Album Review: Dierks Bentley - Home

Dierks Bentley has just released his seventh album Home, the official follow-up to the critically acclaimed Up On The Ridge from 2010, the album that many consider the best of his career. Read on to see if we think of the album.

Dierks Bentley has just released his seventh album Home, the official follow-up to the critically acclaimed Up On The Ridge from 2010, the album that many consider the best of his career. Home is nearly as good an album and deftly balances traditional tones with modern sounds.

After the creatively pleasing and critically hailed Up On The Ridge album, Dierks Bentley really had three ways he could go with his career. He could stay on that path which was more rootsy/bluegrass/edgy or he could revert to the sound of his previous hits like “Feel That Fire” and “Sideways” or he could return to the amalgam of Up On The Ridge and his mainstream country sounds. While many fans of Up on the Ridge would’ve chosen #1, Dierks has gone for #3. And what a smart choice it was. This is the sound that was featured on his first, self-titled album and it’s expanded upon here on Home, Dierks’ seventh album.

The title track “Home” is the second single from the album but it hints at the smart songwriting that was born from the Up On The Ridge experience. A patriotic song that’s neither pretentious nor jingoistic, “Home” has an ‘atmospheric’ melody that I said in my review of the single that it was ‘epic in scale and melody without ever succumbing to being too loud or too orchestral for some tastes.’ The first single, “Am I The Only One” was released nearly a year before the release of this album but it took a while to hit the top of the country charts after the Ridge excursion. The song starts off with the amalgam sound of that album and earlier Bentley songs and is married to a lyric that’s a boozy, light-hearted jam worthy of the #1 status it eventually secured while retaining some of the mojo that made “What What I Thinkin’” such an instant hit in 2003.

Dierks Mixes Classic Sound with Modern Edge on "Diamonds Make Babies" and "Gonna Die Young"
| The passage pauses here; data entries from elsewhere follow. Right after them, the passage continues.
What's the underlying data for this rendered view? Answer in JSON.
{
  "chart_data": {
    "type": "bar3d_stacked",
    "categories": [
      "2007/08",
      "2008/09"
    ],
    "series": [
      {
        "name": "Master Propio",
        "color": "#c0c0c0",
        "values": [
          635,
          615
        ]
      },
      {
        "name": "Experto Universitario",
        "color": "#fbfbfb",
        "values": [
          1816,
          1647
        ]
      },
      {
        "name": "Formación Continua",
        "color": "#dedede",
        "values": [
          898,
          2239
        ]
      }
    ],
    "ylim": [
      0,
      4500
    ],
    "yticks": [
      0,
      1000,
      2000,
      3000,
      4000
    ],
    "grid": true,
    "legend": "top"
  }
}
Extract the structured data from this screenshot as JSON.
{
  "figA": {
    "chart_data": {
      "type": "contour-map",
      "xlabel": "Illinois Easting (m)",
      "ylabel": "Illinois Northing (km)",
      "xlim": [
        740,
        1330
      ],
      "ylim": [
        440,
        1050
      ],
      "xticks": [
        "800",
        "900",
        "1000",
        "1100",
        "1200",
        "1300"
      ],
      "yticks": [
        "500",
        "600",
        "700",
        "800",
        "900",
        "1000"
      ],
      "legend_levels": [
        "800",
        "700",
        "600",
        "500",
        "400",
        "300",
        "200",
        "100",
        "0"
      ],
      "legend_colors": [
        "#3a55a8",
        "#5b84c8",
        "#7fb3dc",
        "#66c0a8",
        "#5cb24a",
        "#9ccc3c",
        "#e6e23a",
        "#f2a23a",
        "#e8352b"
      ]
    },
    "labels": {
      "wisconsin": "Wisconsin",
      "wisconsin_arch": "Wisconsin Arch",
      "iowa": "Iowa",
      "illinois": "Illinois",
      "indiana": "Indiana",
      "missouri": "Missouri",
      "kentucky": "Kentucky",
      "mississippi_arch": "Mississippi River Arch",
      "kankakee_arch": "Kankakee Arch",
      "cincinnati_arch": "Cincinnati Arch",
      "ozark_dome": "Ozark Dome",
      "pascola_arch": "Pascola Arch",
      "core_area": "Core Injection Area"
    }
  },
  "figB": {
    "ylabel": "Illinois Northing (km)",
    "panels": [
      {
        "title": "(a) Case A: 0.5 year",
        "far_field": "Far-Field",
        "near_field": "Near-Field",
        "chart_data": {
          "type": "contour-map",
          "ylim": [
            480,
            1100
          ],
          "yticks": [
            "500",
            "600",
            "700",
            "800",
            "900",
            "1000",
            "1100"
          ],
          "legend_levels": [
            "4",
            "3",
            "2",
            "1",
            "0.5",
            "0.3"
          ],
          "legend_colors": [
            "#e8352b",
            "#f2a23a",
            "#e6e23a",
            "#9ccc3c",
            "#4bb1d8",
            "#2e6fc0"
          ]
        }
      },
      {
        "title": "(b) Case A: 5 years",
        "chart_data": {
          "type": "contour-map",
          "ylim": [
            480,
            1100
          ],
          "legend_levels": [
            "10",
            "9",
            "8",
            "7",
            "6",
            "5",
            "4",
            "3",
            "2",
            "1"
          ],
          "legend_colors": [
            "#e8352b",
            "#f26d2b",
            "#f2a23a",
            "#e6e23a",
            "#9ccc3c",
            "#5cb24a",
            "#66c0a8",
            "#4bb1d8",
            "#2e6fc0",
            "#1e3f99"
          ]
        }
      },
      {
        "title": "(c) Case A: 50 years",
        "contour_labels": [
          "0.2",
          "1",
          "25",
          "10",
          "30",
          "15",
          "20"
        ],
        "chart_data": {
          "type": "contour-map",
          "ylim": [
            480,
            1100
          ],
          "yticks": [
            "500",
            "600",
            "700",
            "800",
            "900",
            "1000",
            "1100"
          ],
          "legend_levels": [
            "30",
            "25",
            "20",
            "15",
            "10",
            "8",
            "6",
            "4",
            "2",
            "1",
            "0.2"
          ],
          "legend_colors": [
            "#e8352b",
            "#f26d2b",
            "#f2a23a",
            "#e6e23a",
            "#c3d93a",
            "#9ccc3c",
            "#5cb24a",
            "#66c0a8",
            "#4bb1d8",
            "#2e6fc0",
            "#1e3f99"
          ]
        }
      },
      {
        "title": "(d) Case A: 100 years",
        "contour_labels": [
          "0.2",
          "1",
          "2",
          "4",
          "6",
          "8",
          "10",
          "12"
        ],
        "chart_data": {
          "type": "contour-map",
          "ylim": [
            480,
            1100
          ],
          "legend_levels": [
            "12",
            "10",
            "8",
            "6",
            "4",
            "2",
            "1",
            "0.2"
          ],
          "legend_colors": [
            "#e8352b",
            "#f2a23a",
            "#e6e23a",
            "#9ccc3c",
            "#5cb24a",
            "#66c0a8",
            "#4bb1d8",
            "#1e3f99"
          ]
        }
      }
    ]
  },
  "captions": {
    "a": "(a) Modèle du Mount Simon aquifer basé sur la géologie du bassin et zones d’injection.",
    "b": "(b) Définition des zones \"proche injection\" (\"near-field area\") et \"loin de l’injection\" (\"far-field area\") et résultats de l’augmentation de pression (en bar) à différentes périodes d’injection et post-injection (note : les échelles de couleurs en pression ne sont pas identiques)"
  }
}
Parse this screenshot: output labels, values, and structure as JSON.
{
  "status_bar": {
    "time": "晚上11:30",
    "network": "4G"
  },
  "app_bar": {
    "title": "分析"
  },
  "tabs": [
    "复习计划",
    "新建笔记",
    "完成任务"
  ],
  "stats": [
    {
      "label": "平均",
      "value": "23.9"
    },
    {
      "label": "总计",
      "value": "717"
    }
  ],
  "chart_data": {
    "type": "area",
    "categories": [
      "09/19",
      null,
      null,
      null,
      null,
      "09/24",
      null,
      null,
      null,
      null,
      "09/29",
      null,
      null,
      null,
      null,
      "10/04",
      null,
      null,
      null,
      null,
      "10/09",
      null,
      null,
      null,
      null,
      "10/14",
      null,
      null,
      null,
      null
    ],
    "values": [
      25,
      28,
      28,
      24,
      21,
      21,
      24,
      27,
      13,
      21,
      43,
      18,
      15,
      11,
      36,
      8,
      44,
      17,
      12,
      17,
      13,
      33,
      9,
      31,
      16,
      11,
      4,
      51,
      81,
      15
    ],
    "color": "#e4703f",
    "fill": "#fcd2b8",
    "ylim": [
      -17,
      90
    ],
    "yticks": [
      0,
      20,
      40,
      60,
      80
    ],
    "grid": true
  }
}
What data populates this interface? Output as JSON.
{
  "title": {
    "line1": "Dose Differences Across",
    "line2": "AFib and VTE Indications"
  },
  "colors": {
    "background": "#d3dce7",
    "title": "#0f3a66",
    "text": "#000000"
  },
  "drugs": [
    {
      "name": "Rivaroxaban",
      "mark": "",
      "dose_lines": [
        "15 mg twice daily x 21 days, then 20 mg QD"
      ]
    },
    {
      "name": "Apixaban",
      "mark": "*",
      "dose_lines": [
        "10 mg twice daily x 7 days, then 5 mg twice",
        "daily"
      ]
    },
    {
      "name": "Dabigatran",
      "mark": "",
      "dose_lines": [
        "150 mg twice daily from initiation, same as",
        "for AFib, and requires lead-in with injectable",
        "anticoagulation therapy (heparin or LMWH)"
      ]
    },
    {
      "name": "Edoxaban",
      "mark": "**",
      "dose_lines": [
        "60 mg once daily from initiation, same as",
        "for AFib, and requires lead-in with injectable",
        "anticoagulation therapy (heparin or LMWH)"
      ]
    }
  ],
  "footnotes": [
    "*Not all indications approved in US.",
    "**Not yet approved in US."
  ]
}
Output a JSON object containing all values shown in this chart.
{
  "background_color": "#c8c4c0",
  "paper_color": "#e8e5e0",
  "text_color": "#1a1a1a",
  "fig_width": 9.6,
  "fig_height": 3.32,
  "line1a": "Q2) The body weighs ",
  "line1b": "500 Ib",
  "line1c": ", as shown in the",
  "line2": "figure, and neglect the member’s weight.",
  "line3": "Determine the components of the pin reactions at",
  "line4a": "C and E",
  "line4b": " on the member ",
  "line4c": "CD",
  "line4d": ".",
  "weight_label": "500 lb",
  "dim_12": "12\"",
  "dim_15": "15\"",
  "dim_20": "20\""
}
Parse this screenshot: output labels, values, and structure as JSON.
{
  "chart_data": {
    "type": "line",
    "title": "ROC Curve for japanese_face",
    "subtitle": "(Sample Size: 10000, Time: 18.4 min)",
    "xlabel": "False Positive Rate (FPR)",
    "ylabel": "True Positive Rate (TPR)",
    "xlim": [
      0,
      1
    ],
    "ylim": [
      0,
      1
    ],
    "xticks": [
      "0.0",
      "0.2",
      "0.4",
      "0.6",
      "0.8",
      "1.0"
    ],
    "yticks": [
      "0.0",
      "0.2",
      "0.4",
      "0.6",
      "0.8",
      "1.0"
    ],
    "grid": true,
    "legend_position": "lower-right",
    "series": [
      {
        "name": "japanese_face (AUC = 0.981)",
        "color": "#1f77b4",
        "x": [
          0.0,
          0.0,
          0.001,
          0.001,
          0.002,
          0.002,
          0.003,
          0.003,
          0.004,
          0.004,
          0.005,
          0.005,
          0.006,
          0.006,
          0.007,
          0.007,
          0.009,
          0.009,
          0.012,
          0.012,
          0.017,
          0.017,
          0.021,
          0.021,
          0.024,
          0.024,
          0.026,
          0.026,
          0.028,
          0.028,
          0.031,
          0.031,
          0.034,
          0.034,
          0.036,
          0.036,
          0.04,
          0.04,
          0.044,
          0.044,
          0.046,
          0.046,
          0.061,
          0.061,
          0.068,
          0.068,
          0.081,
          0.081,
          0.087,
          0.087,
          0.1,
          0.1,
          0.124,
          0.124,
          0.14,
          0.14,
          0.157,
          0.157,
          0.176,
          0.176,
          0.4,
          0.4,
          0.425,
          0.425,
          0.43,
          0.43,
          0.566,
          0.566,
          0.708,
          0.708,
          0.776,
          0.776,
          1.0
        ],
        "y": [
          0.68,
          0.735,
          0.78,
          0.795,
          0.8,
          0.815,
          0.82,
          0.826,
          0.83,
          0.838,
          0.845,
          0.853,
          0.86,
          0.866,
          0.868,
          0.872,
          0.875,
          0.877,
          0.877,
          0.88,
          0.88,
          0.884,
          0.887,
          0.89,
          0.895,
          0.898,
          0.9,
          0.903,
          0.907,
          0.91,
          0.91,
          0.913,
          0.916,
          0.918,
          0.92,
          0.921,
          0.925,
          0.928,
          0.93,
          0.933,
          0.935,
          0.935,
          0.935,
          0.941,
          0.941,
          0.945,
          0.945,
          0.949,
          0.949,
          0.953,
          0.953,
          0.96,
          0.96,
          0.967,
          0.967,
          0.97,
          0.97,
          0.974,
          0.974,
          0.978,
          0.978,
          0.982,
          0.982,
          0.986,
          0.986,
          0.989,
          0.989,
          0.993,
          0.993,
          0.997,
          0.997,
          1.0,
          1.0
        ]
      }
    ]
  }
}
“Diamonds Make Babies” recalls fun two-step rockers from the 1990s or his own earlier album cuts but this time I have a feeling the tune could be a potential radio hit, something that can also be said about mid-tempo “Breathe You In,” which is a song that may be the most familiar sounding song of this album – it really compares to past ballads in both melody and imagery. “Gonna Die Young” has an obvious country/rock melody to it along with more Dierks’ trademark spit-fire vocal delivery and that too leads me to believe that this one could be the third single if they wanna play it safe a little bit. This isn’t to say it’s a bad song by any measure, it’s just a little safe.

A song that does sound different for Dierks Bentley is the melodically interesting “The Woods.” It has a sing-a-long melody and is very contemporary but being an example of his amalgamation of the roots music meeting contempary sounds, the lead guitar and percussive beat never overrides the mandolins, in fact the mandolin is as much a percussive instrument here as the bass and drums are. Written with American Bang front man Jaren Johnston and Jon Randall Stewart, the song is just a dynamite tune. 5-1-5-0”is a tune that follows the amalgam of past Bentley with “Ridge” Dierks and it, too, would make for a fun radio single.  “Heart of a Lonely Girl” is one of the five tunes on this 12 track record not co-written by Dierks (“Tip It On Back,” “Gonna Die Young,” “In My Head,” and “When You Gonna Come Around” are the others). This one has a celtic feel to it and definitely has more of the ‘Grass sound to it while also having quite a jovial melody despite the title.

"Home" Ranks Among Dierks Bentley's Best Albums

The sweet “Thinking Of You,” a song written for Dierks’ children, is a tune that rivals the best songs he’s ever written. Not unlike Radney Foster’s “Godspeed (Sweet Dreams)” or Josh Kelley’s “Naleigh Moon” this song is about the profound effect having children had on him. His daughter Evie also sings a few bars of the song as the album closes. It’s a nice way to end a very strong album, easily one of Dierks’best albums in a career of strong albums.